Anais Cerezo estuvo llorando toda la noche. Las horas que pasaban no mitigaban el inmenso dolor que sentía. Por el contrario, la insufrible sensación de culpa se le extendía en el alma como mancha de aceite en el lago sereno que hasta entonces había sido su vida.

-¿Por qué lloras Anais, si puede saberse? – le preguntó el recuerdo de su pasada felicidad.
-Porque he dejado crecer al cocodrilo en una pecera y porque otro tanto he hecho con la semilla de un castaño de Indias cuando lo he plantado en una vil maceta – respondió Anais.

Y las gentes, de las lágrimas de la muchacha se reían a mandíbula batiente y los niños hacían burla. Sólo los sabios lloraban con ella al tiempo que, mirando el futuro, se alegraban de que en esta vida hubiera, por si sola, comprendido su frívolo error.

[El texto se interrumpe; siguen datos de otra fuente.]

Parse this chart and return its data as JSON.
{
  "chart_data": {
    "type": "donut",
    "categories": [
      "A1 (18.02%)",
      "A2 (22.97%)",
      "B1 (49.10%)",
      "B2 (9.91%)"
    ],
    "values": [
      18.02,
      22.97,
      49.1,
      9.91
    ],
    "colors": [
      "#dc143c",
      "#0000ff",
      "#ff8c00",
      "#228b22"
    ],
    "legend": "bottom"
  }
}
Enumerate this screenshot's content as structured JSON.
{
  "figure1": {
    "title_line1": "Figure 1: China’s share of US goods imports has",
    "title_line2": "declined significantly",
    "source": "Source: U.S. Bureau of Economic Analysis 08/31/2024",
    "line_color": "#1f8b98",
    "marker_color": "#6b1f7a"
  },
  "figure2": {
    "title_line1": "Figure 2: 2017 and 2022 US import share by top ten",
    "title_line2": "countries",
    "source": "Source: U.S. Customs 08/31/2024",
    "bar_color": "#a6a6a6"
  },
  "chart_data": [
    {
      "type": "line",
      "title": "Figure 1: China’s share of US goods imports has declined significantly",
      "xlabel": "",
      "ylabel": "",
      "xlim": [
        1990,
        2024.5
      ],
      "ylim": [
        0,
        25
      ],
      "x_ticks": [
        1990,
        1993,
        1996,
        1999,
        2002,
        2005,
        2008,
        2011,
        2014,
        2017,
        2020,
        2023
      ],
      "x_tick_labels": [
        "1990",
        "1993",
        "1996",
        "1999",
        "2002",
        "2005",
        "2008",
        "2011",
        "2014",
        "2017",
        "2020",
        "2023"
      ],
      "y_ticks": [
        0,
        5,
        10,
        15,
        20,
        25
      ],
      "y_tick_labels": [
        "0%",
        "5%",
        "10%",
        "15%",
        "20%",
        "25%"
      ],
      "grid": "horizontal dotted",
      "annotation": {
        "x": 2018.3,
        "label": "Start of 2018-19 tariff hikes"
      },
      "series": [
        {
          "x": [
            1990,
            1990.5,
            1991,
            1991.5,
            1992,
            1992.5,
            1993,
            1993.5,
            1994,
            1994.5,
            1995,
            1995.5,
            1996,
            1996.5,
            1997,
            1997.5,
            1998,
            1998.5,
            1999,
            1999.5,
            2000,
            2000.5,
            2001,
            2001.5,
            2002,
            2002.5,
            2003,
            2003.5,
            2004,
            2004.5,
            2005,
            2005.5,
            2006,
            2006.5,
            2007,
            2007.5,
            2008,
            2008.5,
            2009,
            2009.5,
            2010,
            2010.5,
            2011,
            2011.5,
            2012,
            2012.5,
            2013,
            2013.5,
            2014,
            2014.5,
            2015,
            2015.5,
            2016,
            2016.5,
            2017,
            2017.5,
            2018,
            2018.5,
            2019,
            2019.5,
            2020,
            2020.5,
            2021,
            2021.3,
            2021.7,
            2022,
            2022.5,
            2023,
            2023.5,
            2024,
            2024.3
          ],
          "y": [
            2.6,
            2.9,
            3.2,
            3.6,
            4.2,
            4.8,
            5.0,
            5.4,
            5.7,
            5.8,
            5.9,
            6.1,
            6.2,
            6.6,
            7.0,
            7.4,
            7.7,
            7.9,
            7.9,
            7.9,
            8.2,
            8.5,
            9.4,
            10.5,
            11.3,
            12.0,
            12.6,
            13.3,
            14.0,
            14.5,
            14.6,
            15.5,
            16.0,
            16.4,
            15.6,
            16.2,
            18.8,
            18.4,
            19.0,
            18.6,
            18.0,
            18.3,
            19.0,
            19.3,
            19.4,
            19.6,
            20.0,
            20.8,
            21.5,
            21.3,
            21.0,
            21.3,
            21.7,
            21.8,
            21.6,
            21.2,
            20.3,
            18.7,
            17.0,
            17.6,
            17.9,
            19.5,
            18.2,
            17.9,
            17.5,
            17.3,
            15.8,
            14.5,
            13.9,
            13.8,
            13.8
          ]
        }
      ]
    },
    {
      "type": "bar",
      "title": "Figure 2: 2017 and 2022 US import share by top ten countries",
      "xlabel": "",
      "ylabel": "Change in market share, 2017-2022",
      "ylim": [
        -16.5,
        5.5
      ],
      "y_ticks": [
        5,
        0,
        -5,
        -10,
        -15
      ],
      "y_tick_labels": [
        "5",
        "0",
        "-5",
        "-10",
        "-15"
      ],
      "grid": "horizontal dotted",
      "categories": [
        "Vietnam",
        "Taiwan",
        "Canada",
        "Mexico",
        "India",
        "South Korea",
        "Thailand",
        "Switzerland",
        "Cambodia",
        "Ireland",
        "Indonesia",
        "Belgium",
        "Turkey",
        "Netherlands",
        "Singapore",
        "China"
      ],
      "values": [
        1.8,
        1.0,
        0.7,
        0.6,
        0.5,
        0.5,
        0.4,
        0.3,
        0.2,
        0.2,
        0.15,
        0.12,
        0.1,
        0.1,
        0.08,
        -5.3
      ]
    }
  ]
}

Así, Anais, amargamente se arrepintió de haber encerrado al cocodrilo en la pecera que no le dejó crecer, si exceptuamos una joroba infamante que le creció en el lomo. Otro tanto le ocurrió al pobre castaño de Indias que, constreñidas sus raíces al reducto mínimo de una maceta, tuvo que conformarse con crecer apenas unos pocos palmos, cuando la falta de tierra donde desarrollarse y de espacio donde expandirse, le conformó contrahecho.